The range of problems you can solve with a single MapReduce job is limited. Referring back to the log analysis example, a single MapReduce job could determine the number of page views per URL, but not the most popular URLs, since that requires a second round of sorting.
Thus, it is very common for MapReduce jobs to be chained together into workflows, such that the output of one job becomes the input to the next job. The Hadoop MapReduce framework does not have any particular support for workflows, so this chaining is done implicitly by directory name: the first job must be configured to write its output to a designated directory in HDFS, and the second job must be configured to read that same directory name as its input. From the MapReduce framework’s point of view, they are two independent jobs.
Chained MapReduce jobs are therefore less like pipelines of Unix commands (which pass the output of one process as input to another process directly, using only a small in-memory buffer) and more like a sequence of commands where each command’s output is written to a temporary file, and the next command reads from the temporary file. This design has advantages and disadvantages, which we will discuss in “Materialization of Intermediate State” on page 419.

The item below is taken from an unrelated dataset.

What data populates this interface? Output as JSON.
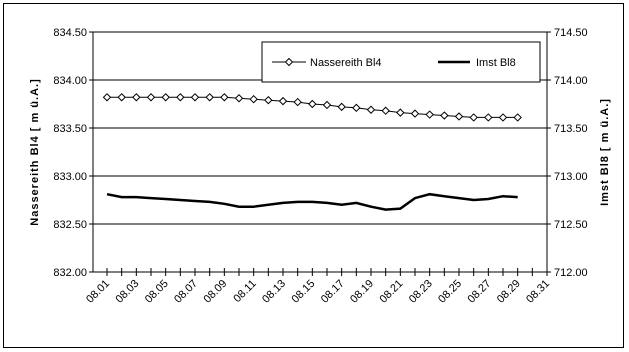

A batch job’s output is only considered valid when the job has completed successfully (MapReduce discards the partial output of a failed job). Therefore, one job in a workflow can only start when the prior jobs—that is, the jobs that produce its input direc- tories—have completed successfully. To handle these dependencies between job executions, various workflow schedulers for Hadoop have been developed, including Oozie, Azkaban, Luigi, Airflow, and Pinball .
These schedulers also have management features that are useful when maintaining a large collection of batch jobs. Workflows consisting of 50 to 100 MapReduce jobs are common when building recommendation systems , and in a large organization, many different teams may be running different jobs that read each other’s output. Tool support is important for managing such complex dataflows.
Various higher-level tools for Hadoop, such as Pig , Hive , Cascading , Crunch , and FlumeJava , also set up workflows of multiple MapReduce stages that are automatically wired together appropriately.